My earliest experience of a crisis was with the burst of the dotcom bubble, shortly after I founded my first company. While I witnessed first-hand the dreadful impact it had on thousands of companies, I was also inspired by the number of companies which survived the crisis and actually came out a lot stronger from it, such as Amazon and lastminute.com. This taught me an extremely valuable lesson which later became the underlying driver of my entrepreneurial success: the importance of a resilient and optimistic mindset in overcoming a crisis and in finding new business opportunities.

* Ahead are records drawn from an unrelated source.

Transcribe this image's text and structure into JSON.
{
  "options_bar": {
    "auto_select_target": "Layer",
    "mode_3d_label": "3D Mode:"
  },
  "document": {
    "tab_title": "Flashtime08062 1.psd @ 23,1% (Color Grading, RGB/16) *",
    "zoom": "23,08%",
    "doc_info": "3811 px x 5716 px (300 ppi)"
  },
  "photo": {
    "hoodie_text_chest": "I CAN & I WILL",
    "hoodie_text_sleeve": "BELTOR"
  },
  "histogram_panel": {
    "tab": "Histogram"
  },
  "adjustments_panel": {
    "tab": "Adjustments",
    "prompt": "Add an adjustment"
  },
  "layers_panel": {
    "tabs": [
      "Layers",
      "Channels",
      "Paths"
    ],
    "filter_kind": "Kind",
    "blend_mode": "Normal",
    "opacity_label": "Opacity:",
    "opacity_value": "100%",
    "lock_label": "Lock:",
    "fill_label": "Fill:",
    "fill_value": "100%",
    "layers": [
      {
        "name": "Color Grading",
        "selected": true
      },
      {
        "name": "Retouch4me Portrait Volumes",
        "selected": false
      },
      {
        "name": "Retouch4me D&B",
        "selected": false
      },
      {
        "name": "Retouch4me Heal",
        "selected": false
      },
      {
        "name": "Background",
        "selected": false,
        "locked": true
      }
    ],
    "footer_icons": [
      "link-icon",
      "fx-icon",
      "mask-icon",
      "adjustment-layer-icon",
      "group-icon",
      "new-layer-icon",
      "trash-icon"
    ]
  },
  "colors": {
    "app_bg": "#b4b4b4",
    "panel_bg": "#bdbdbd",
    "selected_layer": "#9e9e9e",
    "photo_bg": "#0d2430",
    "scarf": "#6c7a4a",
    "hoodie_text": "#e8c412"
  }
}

Crucially, this experience had a hand in me finding the inspiration and confidence to set up my latest company, Meniga, when the financial crash hit in 2009. The sudden drop in purchasing power of households and companies meant that a lot of pressure was put on the banks to provide support and relief. Our mission from the start was to enable people to lead better financial lives and it quickly became evident that we could have the most impact if partnered up with the banks to help them help their customers.

There’s no denying that with huge demand for our service and amazing software talent emerging out of the struggling banks, the environment was extremely favourable for Meniga to succeed, but what really helped us get off the ground quickly was our resilience. I strongly believe that being mentally resilient is one of the most important traits to any entrepreneur or leader, and that such a mindset will instill the belief that behind every bump in the road lies a great opportunity.

For any aspiring entrepreneur out there, I’d advise them not to be scared of the turbulent times we currently find ourselves in, but to stay focused and take a careful look at how this current crisis can inspire a business idea that will help solve some of the problems created or set to emerge out of COVID-19.